Big Data: Don’t Let the Billions of Data Points Blind You to the Problem of Too Few Sources to Check the Results

Many policy makers are interested in the potential of big data to provide answers to questions that appear otherwise out-of-reach. For example, inspecting search results for drug names and side effects can provide valuable information that is exceedingly difficult to gather. Millions of people take drugs in untested combinations.  Testing each pairing of drugs is not feasible since it would require an absurdly high number of clinical trials. People who suffer from complications, however, will often take to Google to see if, say, a blood-pressure medicine taken with an antibiotic might lead to a symptom.  A spike in paired searches likely indicates a question worth pondering.

However, the low-hanging fruit like drug interactions hide major shortcomings. For example, similarly-heralded Google Flu trends which many championed as a major breakthrough.  At one point Google Flu could predict outbreaks two weeks ahead of the CDC based on people’s searches for flu related keywords.  But, recently efforts revealed Google Flu to have lost its predictive power.

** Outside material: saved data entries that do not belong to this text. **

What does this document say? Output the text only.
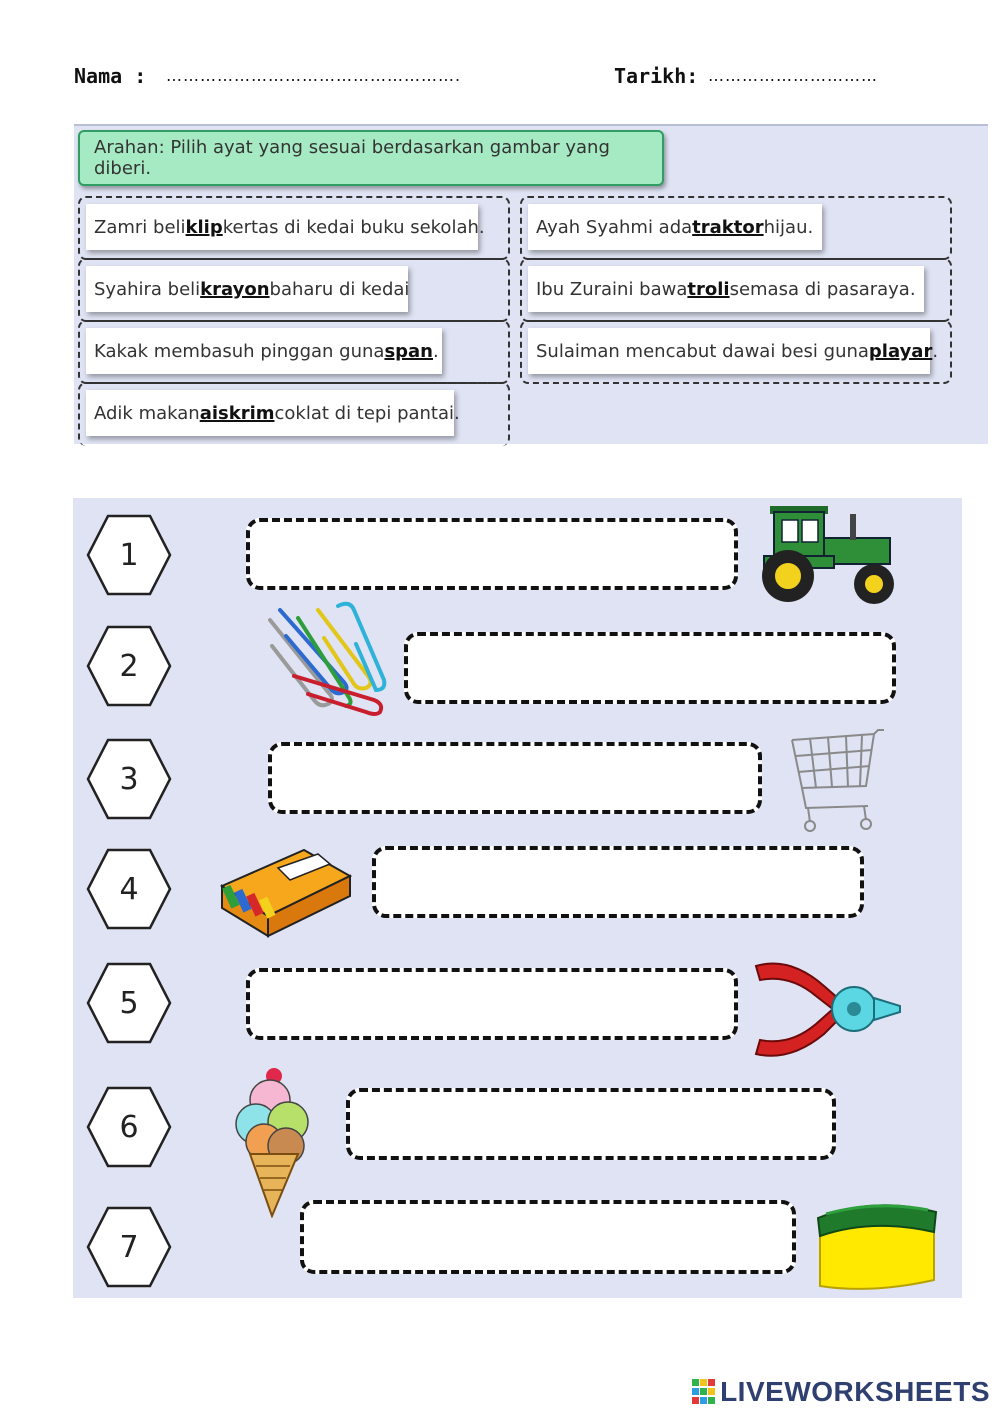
Nama : …………………………………………….	Tarikh: …………………………
Arahan: Pilih ayat yang sesuai berdasarkan gambar yang diberi.
Zamri beli klip kertas di kedai buku sekolah.	Ayah Syahmi ada traktor hijau.
Syahira beli krayon baharu di kedai	Ibu Zuraini bawa troli semasa di pasaraya.
Kakak membasuh pinggan guna span .	Sulaiman mencabut dawai besi guna playar .
Adik makan aiskrim coklat di tepi pantai.
1
2
3
4
5
6
7
LIVEWORKSHEETS
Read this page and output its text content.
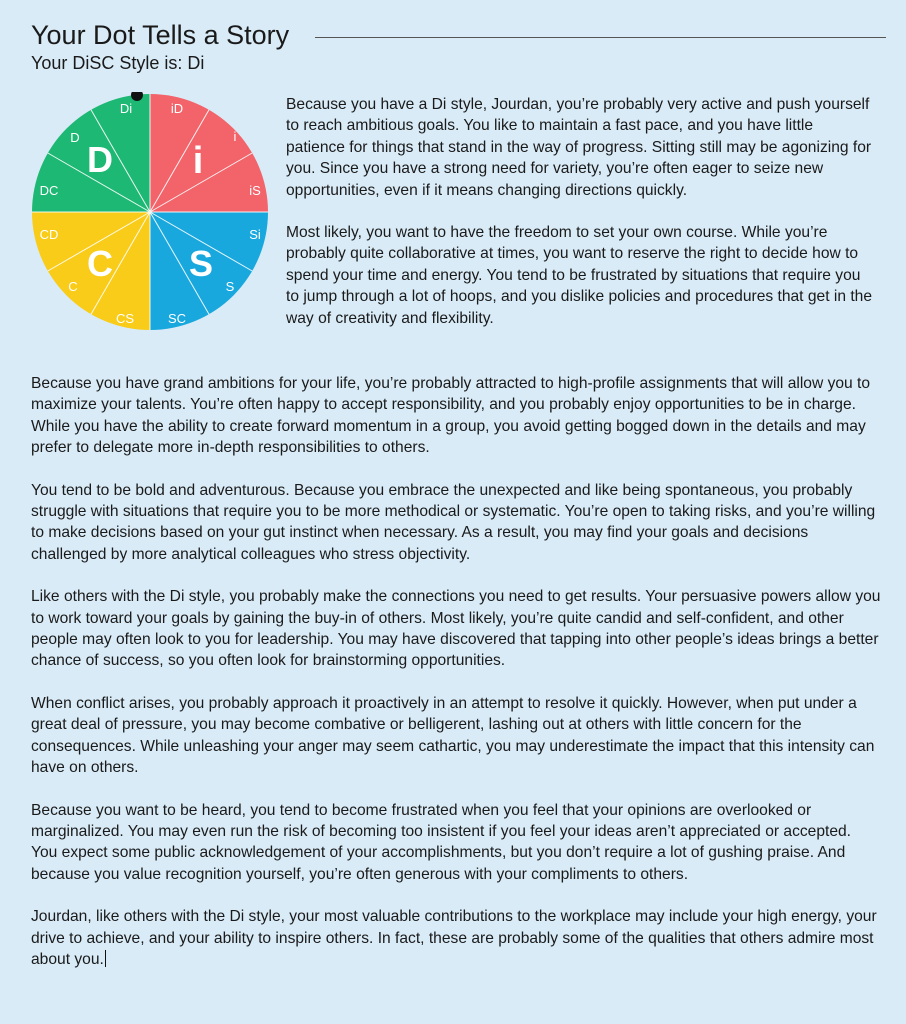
Your Dot Tells a Story
Your DiSC Style is: Di
D i
S
C
Di	iD
i
iS
Si
S
SC
CS
C
CD
DC
D

Because you have a Di style, Jourdan, you’re probably very active and push yourself to reach ambitious goals. You like to maintain a fast pace, and you have little patience for things that stand in the way of progress. Sitting still may be agonizing for you. Since you have a strong need for variety, you’re often eager to seize new opportunities, even if it means changing directions quickly.

Most likely, you want to have the freedom to set your own course. While you’re probably quite collaborative at times, you want to reserve the right to decide how to spend your time and energy. You tend to be frustrated by situations that require you to jump through a lot of hoops, and you dislike policies and procedures that get in the way of creativity and flexibility.

Because you have grand ambitions for your life, you’re probably attracted to high-profile assignments that will allow you to maximize your talents. You’re often happy to accept responsibility, and you probably enjoy opportunities to be in charge. While you have the ability to create forward momentum in a group, you avoid getting bogged down in the details and may prefer to delegate more in-depth responsibilities to others.

You tend to be bold and adventurous. Because you embrace the unexpected and like being spontaneous, you probably struggle with situations that require you to be more methodical or systematic. You’re open to taking risks, and you’re willing to make decisions based on your gut instinct when necessary. As a result, you may find your goals and decisions challenged by more analytical colleagues who stress objectivity.

Like others with the Di style, you probably make the connections you need to get results. Your persuasive powers allow you to work toward your goals by gaining the buy-in of others. Most likely, you’re quite candid and self-confident, and other people may often look to you for leadership. You may have discovered that tapping into other people’s ideas brings a better chance of success, so you often look for brainstorming opportunities.

When conflict arises, you probably approach it proactively in an attempt to resolve it quickly. However, when put under a great deal of pressure, you may become combative or belligerent, lashing out at others with little concern for the consequences. While unleashing your anger may seem cathartic, you may underestimate the impact that this intensity can have on others.

Because you want to be heard, you tend to become frustrated when you feel that your opinions are overlooked or marginalized. You may even run the risk of becoming too insistent if you feel your ideas aren’t appreciated or accepted. You expect some public acknowledgement of your accomplishments, but you don’t require a lot of gushing praise. And because you value recognition yourself, you’re often generous with your compliments to others.

Jourdan, like others with the Di style, your most valuable contributions to the workplace may include your high energy, your drive to achieve, and your ability to inspire others. In fact, these are probably some of the qualities that others admire most about you.
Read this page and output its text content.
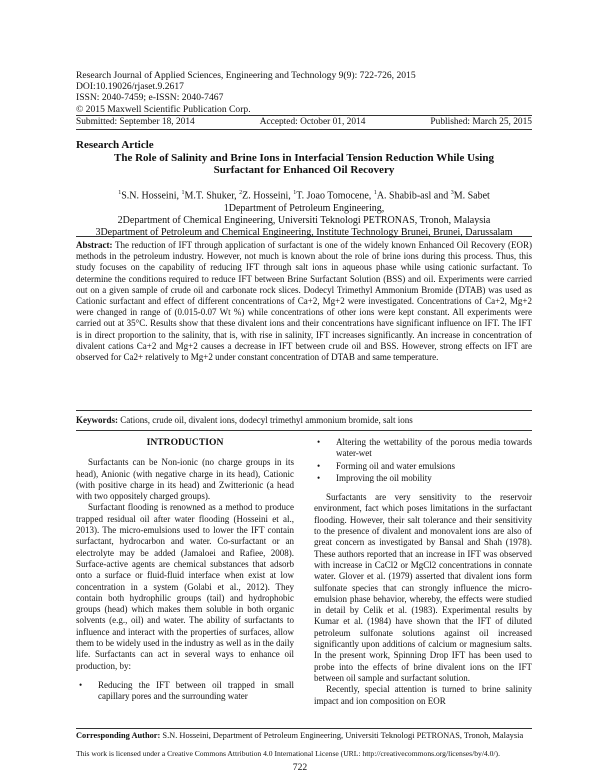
Research Journal of Applied Sciences, Engineering and Technology 9(9): 722-726, 2015
DOI:10.19026/rjaset.9.2617
ISSN: 2040-7459; e-ISSN: 2040-7467
© 2015 Maxwell Scientific Publication Corp.
Submitted: September 18, 2014	Accepted: October 01, 2014	Published: March 25, 2015
Research Article
The Role of Salinity and Brine Ions in Interfacial Tension Reduction While Using
Surfactant for Enhanced Oil Recovery
$^1$S.N. Hosseini, $^1$M.T. Shuker, $^2$Z. Hosseini, $^1$T. Joao Tomocene, $^1$A. Shabib-asl and $^3$M. Sabet
1Department of Petroleum Engineering,
2Department of Chemical Engineering, Universiti Teknologi PETRONAS, Tronoh, Malaysia
3Department of Petroleum and Chemical Engineering, Institute Technology Brunei, Brunei, Darussalam
Abstract: The reduction of IFT through application of surfactant is one of the widely known Enhanced Oil Recovery (EOR) methods in the petroleum industry. However, not much is known about the role of brine ions during this process. Thus, this study focuses on the capability of reducing IFT through salt ions in aqueous phase while using cationic surfactant. To determine the conditions required to reduce IFT between Brine Surfactant Solution (BSS) and oil. Experiments were carried out on a given sample of crude oil and carbonate rock slices. Dodecyl Trimethyl Ammonium Bromide (DTAB) was used as Cationic surfactant and effect of different concentrations of Ca+2, Mg+2 were investigated. Concentrations of Ca+2, Mg+2 were changed in range of (0.015-0.07 Wt %) while concentrations of other ions were kept constant. All experiments were carried out at 35°C. Results show that these divalent ions and their concentrations have significant influence on IFT. The IFT is in direct proportion to the salinity, that is, with rise in salinity, IFT increases significantly. An increase in concentration of divalent cations Ca+2 and Mg+2 causes a decrease in IFT between crude oil and BSS. However, strong effects on IFT are observed for Ca2+ relatively to Mg+2 under constant concentration of DTAB and same temperature.
Keywords: Cations, crude oil, divalent ions, dodecyl trimethyl ammonium bromide, salt ions
INTRODUCTION

Surfactants can be Non-ionic (no charge groups in its head), Anionic (with negative charge in its head), Cationic (with positive charge in its head) and Zwitterionic (a head with two oppositely charged groups).

Surfactant flooding is renowned as a method to produce trapped residual oil after water flooding (Hosseini et al., 2013). The micro-emulsions used to lower the IFT contain surfactant, hydrocarbon and water. Co-surfactant or an electrolyte may be added (Jamaloei and Rafiee, 2008). Surface-active agents are chemical substances that adsorb onto a surface or fluid-fluid interface when exist at low concentration in a system (Golabi et al., 2012). They contain both hydrophilic groups (tail) and hydrophobic groups (head) which makes them soluble in both organic solvents (e.g., oil) and water. The ability of surfactants to influence and interact with the properties of surfaces, allow them to be widely used in the industry as well as in the daily life. Surfactants can act in several ways to enhance oil production, by:

• Reducing the IFT between oil trapped in small capillary pores and the surrounding water
• Altering the wettability of the porous media towards water-wet
• Forming oil and water emulsions
• Improving the oil mobility

Surfactants are very sensitivity to the reservoir environment, fact which poses limitations in the surfactant flooding. However, their salt tolerance and their sensitivity to the presence of divalent and monovalent ions are also of great concern as investigated by Bansal and Shah (1978). These authors reported that an increase in IFT was observed with increase in CaCl2 or MgCl2 concentrations in connate water. Glover et al. (1979) asserted that divalent ions form sulfonate species that can strongly influence the micro-emulsion phase behavior, whereby, the effects were studied in detail by Celik et al. (1983). Experimental results by Kumar et al. (1984) have shown that the IFT of diluted petroleum sulfonate solutions against oil increased significantly upon additions of calcium or magnesium salts. In the present work, Spinning Drop IFT has been used to probe into the effects of brine divalent ions on the IFT between oil sample and surfactant solution.

Recently, special attention is turned to brine salinity impact and ion composition on EOR

Corresponding Author: S.N. Hosseini, Department of Petroleum Engineering, Universiti Teknologi PETRONAS, Tronoh, Malaysia
This work is licensed under a Creative Commons Attribution 4.0 International License (URL: http://creativecommons.org/licenses/by/4.0/).
722
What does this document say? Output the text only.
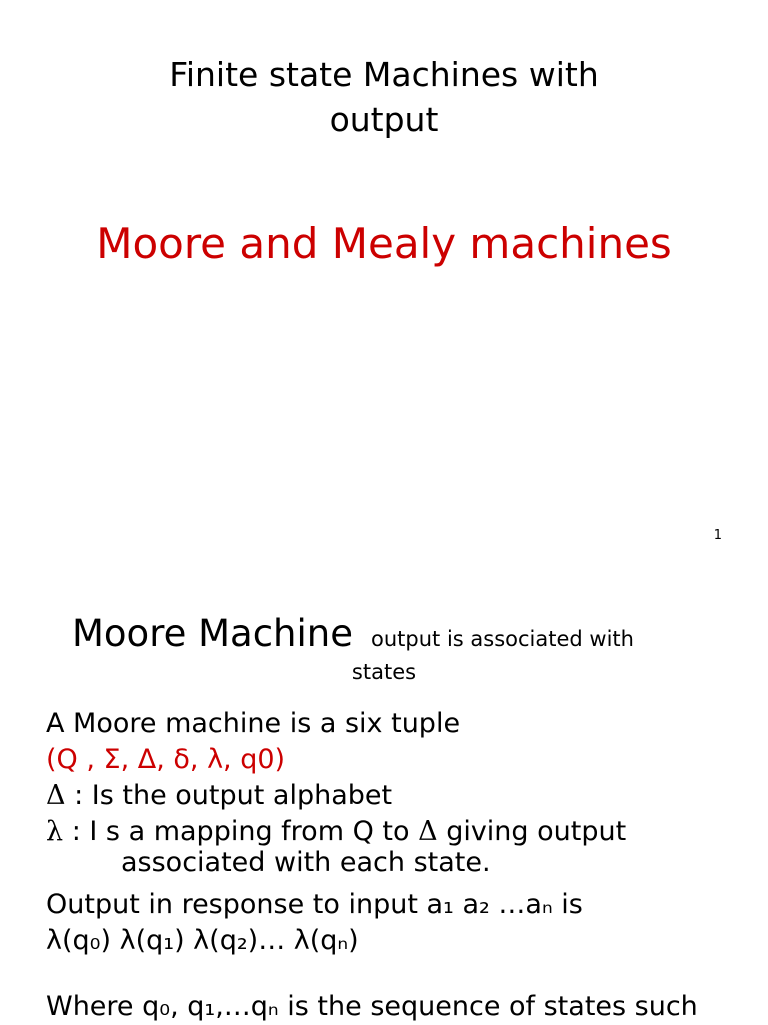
Finite state Machines with
output
Moore and Mealy machines
1
Moore Machine output is associated with
states
A Moore machine is a six tuple
(Q , Σ, Δ, δ, λ, q0)
Δ : Is the output alphabet
λ : I s a mapping from Q to Δ giving output
associated with each state.
Output in response to input a₁ a₂ …aₙ is
λ(q₀) λ(q₁) λ(q₂)… λ(qₙ)
Where q₀, q₁,…qₙ is the sequence of states such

What happened to Google Flu?

One likely explanation is Google Flu trends itself: perhaps more people “googled” flu related items after Google Flu Trends was announced. Perhaps it was a totally different factor:  tweaks to Google’s algorithms, changes in user behavior, some unusual symptoms, or any of these combinations. In truth, we don’t know.  This enigma is at the heart of one of the weaknesses of big data used for human social behavior: there may be billions of data points but the sources are actually very few.  Specialized search engines create major problems of self-selection as they are used by particular groups of people.  For example, “Duckduckgo” is the search engine of choice for privacy conscious users—a group certain to have different characteristics than the population as a whole. Thus, it’s difficult to use big data for rigorous research and ground the big data results for search engines: test them “out of sample”.  It’s almost like having only one group of patients to do a clinical trial on and never really having the opportunity to repeat an experiment.

The Model Organism Problem

In a new paper, I explore these structural issues about social media big data including what I term the “model organism” problem:  when big data sources are too few, and when structural biases of these too few sources cannot be adequately explored. For example, many big data papers rely on Twitter because the data is relatively accessible.  However, Twitter data has structural biases due to the characteristics of the platform which limit message size to 140 characters and encourage the rapid turnover of a conversational medium compared to say, blogs.

 To make matters worse, we can rarely compare and contrast user behavior across platforms since the data is proprietary and in large silos owned by a few corporations: Facebook, Google, Twitter, etc. But, in real life, people don’t exist or post on just media which renders results relying on a single platform even shakier. Further, these few corporations tweak their algorithms and introduce many changes that make it hard to know why and how something may or may not work.

In the case of Google Trends, we were lucky enough to have CDC to provide an “out-of-sample” check on the big data results. Unfortunately, there are too many instances where it is not possible to calibrate or control our results. Some of the big data findings may be golden, and some may be bunk. The problem we face is figuring out which is which, and that requires an extensive effort to pay attention to big data methods as well as big data results.